12. En décidant que la règle 88 de la CBE pouvait être invoquée pour demander l'apport de corrections visant à ajouter à la demande de brevet européen des dessins omis lors du dépôt, et en décidant, par conséquent, qu'une telle requête en correction devait être examinée avant qu'une décision en application de la règle 43 de la CBE puisse être rendue, la présente décision s'est écartée de l'interprétation de la Convention donnée dans la décision antérieure J 01/82 du 7 avril 1982 (J.O. de l'OEB 1982, 293-295) qui avait refusé une telle demande de correction en déclarant que la règle 43 de la CBE qui vise à empêcher l'introduction d'éléments nouveaux dans la demande, conformément à l'article 123(2) de la CBE, était exorbitante des dispositions générales de la règle 88 et devait seule s'appliquer dans ce cas.
13. La Chambre a en effet considéré que cette décision antérieure avait fait une analyse erronée de la Convention. Elle estime que l'application des dispositions de la règle 88, 2ème phrase de la CBE ne peut en aucun cas contrevenir aux dispositions de l'article 123(2) étant donné que l'application de cette règle 88 a pour effet de rétablir la demande sous la forme qu'elle aurait dû avoir, si l'erreur n'avait pas été commise, au jour du dépôt. La règle 43 n'est donc pas exorbitante mais simplement complémentaire des dispositions de la règle 88.

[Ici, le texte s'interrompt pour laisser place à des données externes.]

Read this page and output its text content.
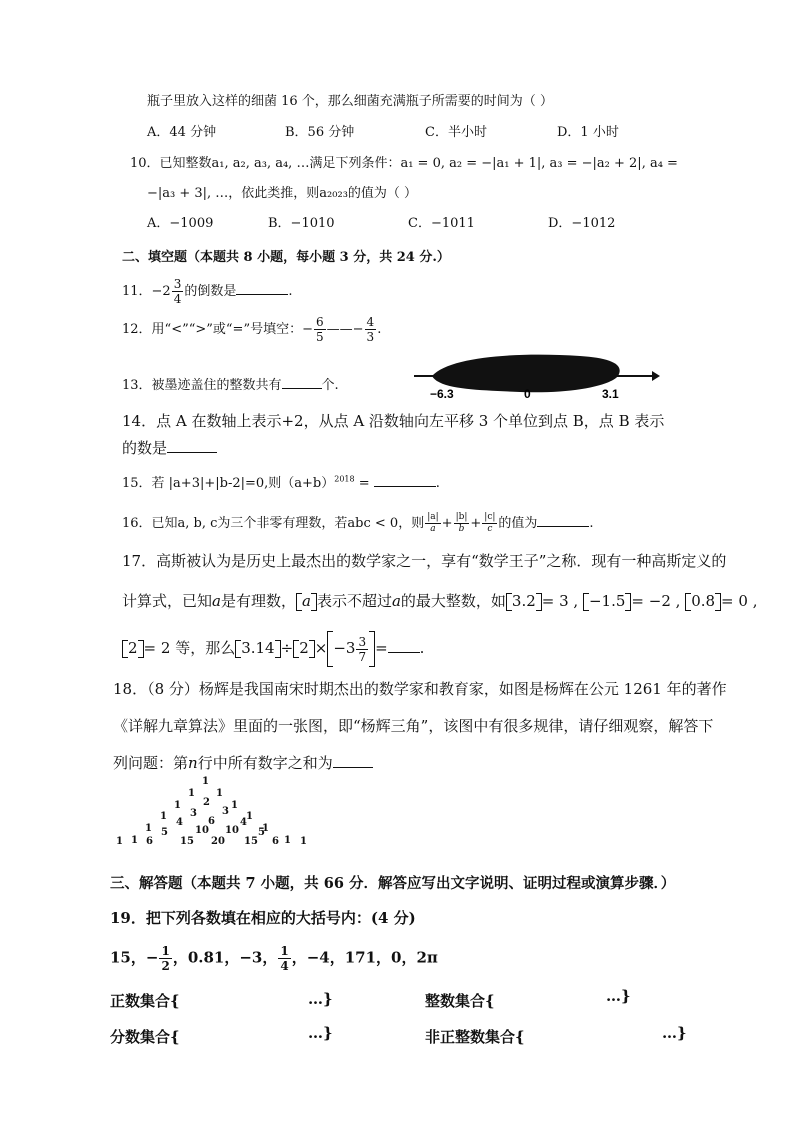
瓶子里放入这样的细菌 16 个，那么细菌充满瓶子所需要的时间为（ ）
A．44 分钟	B．56 分钟	C．半小时	D．1 小时
10．已知整数a₁, a₂, a₃, a₄, …满足下列条件：a₁ = 0, a₂ = −|a₁ + 1|, a₃ = −|a₂ + 2|, a₄ =
−|a₃ + 3|, …，依此类推，则a₂₀₂₃的值为（ ）
A．−1009	B．−1010	C．−1011	D．−1012
二、填空题（本题共 8 小题，每小题 3 分，共 24 分.）
11．$-2 \frac{3}{4}$ 的倒数是	.
12．用“<”“>”或“=”号填空：− $\frac{6}{5}$ ——− $\frac{4}{3}$ .
13．被墨迹盖住的整数共有	个.
−6.3	0	3.1
14．点 A 在数轴上表示+2，从点 A 沿数轴向左平移 3 个单位到点 B，点 B 表示
的数是
15．若 |a+3|+|b-2|=0,则$(a+b)^{2018}$ =	.
16．已知a, b, c为三个非零有理数，若abc < 0，则 $\frac{|a|}{a} + \frac{|b|}{b} + \frac{|c|}{c}$ 的值为	.
17．高斯被认为是历史上最杰出的数学家之一，享有“数学王子”之称．现有一种高斯定义的
计算式，已知a是有理数， a 表示不超过a的最大整数，如 3.2 = 3 , −1.5 = −2 , 0.8 = 0 ,
2 = 2 等，那么 $3.14 \div 2 \times -3 \frac{3}{7}$ = .
18．（8 分）杨辉是我国南宋时期杰出的数学家和教育家，如图是杨辉在公元 1261 年的著作
《详解九章算法》里面的一张图，即“杨辉三角”，该图中有很多规律，请仔细观察，解答下
列问题：第n行中所有数字之和为
1
1 1
1 2 1
1 3	3 1
1
4	6	4
1
1
5	10 10 5
1
1 6	15 20 15 6 1
三、解答题（本题共 7 小题，共 66 分．解答应写出文字说明、证明过程或演算步骤．）
19．把下列各数填在相应的大括号内：(4 分)
15，− $\frac{1}{2}$ ，0.81，−3， $\frac{1}{4}$ ，−4，171，0，2π
正数集合{	…}	整数集合{	…}
分数集合{	…}	非正整数集合{	…}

14. Aucune demande de remboursement de la taxe de recours basée sur la règle 67 de la CBE n'a été déposée et les circonstances ne justifient pas un tel remboursement.
DISPOSITIF
Par ces motifs, il est statué comme suit :
1. La décision en date du 8 octobre 1984 de la Section de dépôt de l'Office européen des brevets est annulée.
2. Le remboursement de la taxe de restitutio in integrum est ordonné.
3. L'affaire est renvoyée à la Division d'examen pour la poursuite de l'examen de la demande de correction présentée le 21 décembre 1983 en vue de remplacer les dessins initialement déposés par erreur par un autre jeu de dessins joint à cette demande de correction.